I had just walked out of my PR class. It was a gorgeous fall morning. Absolutely gorgeous. But the world around us had turned ugly. And I didn’t even know.
“Hey… the Pentagon … got hit.” I’d run into my friend, Abby, and she relayed the news. Just of the Pentagon. It wasn’t until I got to the Campus Union that I saw the footage. The people, amassed in front of the big screen tv next to the Caffeina Cafe.
The first tower was hit.
Then the second.
I went back to the house. I found my sister. I was crying. I called my mom on the house phone.
“What’s going on, Mom?”
“I don’t know, Ashli. We love you.”
There was more. But I can’t recall what it entailed.
It was just weird. Surreal. The whole day was full of fear. I watched as they reported that President Bush was in Omaha. NO. Please. Don’t tell the crazies that he’s in Omaha. He later recited the 23rd Psalm. The words had never meant so much to me.
I was one of the people who rushed to give blood. Not knowing it wasn’t really the best thing for the day. Because they’d be needing it for months to come.

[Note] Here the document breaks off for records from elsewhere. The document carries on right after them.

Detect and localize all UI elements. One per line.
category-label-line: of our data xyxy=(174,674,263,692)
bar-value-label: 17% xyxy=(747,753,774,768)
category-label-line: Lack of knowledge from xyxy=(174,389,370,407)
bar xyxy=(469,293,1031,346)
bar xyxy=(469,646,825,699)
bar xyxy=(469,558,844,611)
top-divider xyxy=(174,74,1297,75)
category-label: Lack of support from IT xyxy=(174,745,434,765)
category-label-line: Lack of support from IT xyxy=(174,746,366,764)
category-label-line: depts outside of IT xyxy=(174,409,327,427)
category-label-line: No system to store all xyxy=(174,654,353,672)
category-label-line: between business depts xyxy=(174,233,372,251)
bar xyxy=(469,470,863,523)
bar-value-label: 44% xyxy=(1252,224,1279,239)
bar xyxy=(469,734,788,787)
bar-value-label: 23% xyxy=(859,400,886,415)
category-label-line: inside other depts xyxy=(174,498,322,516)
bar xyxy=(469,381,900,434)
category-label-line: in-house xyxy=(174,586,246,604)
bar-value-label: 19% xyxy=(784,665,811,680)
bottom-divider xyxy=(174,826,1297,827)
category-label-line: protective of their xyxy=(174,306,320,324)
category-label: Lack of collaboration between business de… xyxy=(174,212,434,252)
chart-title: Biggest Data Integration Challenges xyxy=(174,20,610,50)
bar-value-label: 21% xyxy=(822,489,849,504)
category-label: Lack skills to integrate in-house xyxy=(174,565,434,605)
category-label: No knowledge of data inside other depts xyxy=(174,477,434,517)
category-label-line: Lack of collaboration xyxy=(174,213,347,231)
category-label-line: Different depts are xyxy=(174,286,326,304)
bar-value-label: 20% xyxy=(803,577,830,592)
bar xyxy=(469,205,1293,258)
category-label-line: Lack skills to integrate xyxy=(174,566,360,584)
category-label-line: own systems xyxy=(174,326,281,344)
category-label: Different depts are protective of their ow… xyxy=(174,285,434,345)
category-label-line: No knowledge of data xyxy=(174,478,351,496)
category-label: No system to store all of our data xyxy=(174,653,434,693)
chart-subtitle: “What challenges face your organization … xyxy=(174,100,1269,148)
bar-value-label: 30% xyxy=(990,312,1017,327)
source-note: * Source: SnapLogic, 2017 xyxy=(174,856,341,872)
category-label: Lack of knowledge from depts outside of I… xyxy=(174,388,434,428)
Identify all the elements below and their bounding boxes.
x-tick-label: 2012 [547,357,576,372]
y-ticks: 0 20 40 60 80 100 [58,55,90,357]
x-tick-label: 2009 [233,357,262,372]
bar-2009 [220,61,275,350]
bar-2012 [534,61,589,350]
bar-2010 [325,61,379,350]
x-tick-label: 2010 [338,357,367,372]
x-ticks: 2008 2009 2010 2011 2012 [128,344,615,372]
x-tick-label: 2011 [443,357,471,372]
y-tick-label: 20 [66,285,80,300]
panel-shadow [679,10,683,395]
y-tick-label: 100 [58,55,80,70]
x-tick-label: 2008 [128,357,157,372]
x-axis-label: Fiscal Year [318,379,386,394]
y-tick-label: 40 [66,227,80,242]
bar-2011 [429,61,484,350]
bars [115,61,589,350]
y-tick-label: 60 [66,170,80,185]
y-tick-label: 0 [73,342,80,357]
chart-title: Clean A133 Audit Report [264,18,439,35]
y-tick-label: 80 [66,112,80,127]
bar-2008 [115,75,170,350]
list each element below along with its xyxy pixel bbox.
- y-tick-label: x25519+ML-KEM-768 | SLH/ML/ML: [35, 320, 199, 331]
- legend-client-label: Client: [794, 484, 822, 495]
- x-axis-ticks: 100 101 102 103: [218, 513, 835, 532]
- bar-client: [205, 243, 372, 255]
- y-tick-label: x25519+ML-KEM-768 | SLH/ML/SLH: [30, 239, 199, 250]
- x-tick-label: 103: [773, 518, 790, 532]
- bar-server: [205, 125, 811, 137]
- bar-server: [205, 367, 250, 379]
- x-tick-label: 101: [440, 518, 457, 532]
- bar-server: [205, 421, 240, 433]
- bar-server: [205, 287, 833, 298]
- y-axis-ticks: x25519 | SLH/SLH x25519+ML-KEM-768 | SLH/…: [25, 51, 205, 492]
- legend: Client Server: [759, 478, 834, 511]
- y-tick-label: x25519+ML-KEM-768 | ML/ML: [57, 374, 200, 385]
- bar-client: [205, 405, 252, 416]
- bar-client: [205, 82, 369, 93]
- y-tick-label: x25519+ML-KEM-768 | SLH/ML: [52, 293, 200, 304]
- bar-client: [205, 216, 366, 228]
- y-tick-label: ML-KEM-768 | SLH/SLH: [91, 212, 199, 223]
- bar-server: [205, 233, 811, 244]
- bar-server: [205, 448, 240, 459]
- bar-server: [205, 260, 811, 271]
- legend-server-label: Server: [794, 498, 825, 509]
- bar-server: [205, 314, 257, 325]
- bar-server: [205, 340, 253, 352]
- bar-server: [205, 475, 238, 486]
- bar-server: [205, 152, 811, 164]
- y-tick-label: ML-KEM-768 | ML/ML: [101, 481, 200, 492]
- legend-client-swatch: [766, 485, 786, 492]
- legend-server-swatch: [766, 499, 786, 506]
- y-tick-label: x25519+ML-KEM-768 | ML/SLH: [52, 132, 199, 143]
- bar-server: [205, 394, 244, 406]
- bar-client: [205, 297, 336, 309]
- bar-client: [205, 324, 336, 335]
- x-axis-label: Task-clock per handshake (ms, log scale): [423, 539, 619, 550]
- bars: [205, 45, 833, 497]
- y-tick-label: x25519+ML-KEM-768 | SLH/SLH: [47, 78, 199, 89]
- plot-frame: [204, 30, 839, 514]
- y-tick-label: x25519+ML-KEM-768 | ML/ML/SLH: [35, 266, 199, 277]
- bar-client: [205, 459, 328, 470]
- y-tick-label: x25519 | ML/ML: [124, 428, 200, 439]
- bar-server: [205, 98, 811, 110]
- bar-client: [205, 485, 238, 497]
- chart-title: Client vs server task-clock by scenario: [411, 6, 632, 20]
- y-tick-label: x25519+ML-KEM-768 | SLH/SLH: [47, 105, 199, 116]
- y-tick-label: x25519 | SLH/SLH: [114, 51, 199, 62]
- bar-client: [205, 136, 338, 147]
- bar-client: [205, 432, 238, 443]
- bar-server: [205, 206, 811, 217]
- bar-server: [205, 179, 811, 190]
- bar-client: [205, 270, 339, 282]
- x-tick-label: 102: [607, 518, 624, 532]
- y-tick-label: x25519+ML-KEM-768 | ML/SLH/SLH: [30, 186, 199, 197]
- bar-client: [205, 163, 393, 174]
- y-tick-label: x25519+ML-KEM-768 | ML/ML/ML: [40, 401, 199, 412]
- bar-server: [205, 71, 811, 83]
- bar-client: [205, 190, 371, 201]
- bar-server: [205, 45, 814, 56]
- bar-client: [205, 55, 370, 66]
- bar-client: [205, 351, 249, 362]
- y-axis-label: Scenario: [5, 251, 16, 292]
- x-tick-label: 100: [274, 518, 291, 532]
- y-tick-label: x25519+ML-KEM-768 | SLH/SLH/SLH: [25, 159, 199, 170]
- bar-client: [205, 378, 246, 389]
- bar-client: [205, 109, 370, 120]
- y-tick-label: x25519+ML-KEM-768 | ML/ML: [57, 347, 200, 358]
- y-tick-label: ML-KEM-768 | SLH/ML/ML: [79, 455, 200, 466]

We made a banner, because it’s what we could do … Do your part. Have a heart. Donate Blood.
And I couldn’t take my eyes off the coverage. All day long. I sat in the TV room with my sorority sisters. I was paralyzed with fear.
As I got into my top bunk that night. I didn’t want to close my eyes. What if tomorrow was worse? What if this was it? What if… what if… what if. And I prayed. So hard. And just hoped that tomorrow would be.
And for the first few weeks, months, year… each day was a little scary. And then we started to move past. Forget. Not forgetting the day. Where we were. But the feeling. Of being under attack. Of needing to pull together. To be one nation. United.
Every year. For the rest of my life. I will remember where I was. How I’d never been so scared in my life. How I thought it was the end of things. And how I just wanted my family. To hold them. To tell them I loved them. That, at the end, it was the people… not the things… that mattered. Just like everyone always said.
Where were you… have you forgotten? How did 9/11 change you?